Major: Ja, natürlich. Jeder Krieg geht mit enormer Zerstörung und riesigem Leid einher. Aber man darf nicht glauben, dass es Frieden gibt, wenn wir der Ukraine keine Waffen mehr liefern. Dann könnten die Ukrainer ihr Land nicht mehr verteidigen und müssten auf Putins Forderungen eingehen. Sie würden damit ihr Land zur Vernichtung freigeben. Dann gäbe es keine Ukraine mehr. Und Putin würde eine gefährliche Lehre aus dem Krieg ziehen.
Dein SPIEGEL: Welche Lehre wäre das?
Major: Dass sich Krieg führen lohnt, weil er sich so durchsetzen kann. Dass das Recht des Größeren, Mächtigeren gilt und sich ihm keiner standhaft in den Weg stellt. Dass er auf die Regeln pfeifen kann, die wir uns als internationale Staatengemeinschaft gegeben haben. Das wäre gefährlich, weil man davon ausgehen kann, dass Putin dann auch andere Länder angreifen würde.

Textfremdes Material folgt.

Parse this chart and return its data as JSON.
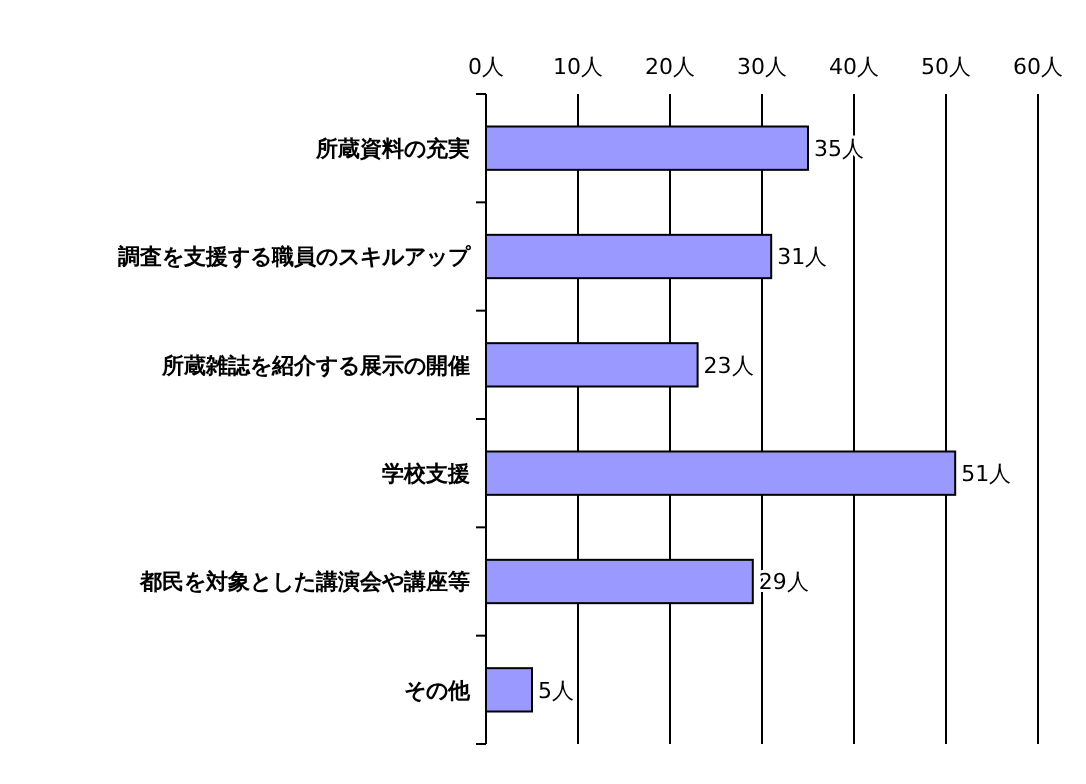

Die Kinderreporterinnen: Leni (links) besucht die 6. Klasse des Herder-Gymnasiums. Flora (rechts) geht in Klasse 7 der Hagenbeck-Oberschule. Die beiden Freundinnen aus Berlin haben sich bei einem Filmdreh kennengelernt, bei dem sie als Komparsinnen mitgemacht haben. Sie teilen das Hobby Reiten. Leni tanzt außerdem Hip-Hop, Flora spielt Handball.
Foto: Julia Steinigeweg / Dein SPIEGELDein SPIEGEL: Warum drängt man nicht auf Friedensverhandlungen oder zumindest auf einen Waffenstillstand, anstatt noch mehr Waffen zu schicken?
Major: Seit Beginn des Krieges gab und gibt es viele Verhandlungsangebote. Doch Putin hat kein Interesse daran, diesen Krieg zu beenden. Er glaubt noch immer, dass er gewinnen und seinen Willen durchsetzen kann. Er ist der Ansicht, dass die Ukraine geschichtlich zu Russland gehört und kein eigener Staat sein sollte. Das kann die Ukraine nicht akzeptieren. Solange Putin von seinen Forderungen nicht abweicht, haben wir keine Chance auf Verhandlungen. Es bleibt momentan nur die Hoffnung, dass er auf Härte reagiert.
Dein SPIEGEL: Was ist damit gemeint?
Major: Damit sind zum einen die wirtschaftlichen Strafen gemeint, die wir für andere Länder verhängt haben, um Russland zu schaden. Viele Länder kaufen keine russischen Waren mehr ein und verkaufen auch keine Sachen mehr nach Russland. Zum anderen muss die Ukraine durch die militärische Hilfe so wehrhaft bleiben, dass sie die russischen Soldaten zurückdrängt. Das soll dazu führen, dass Putin irgendwann einlenkt und an den Verhandlungstisch gezwungen wird. Mehr Waffenlieferungen könnten also dazu führen, dass wir schneller Frieden haben.
Dieses Interview erschien in »Dein SPIEGEL« 03/2023.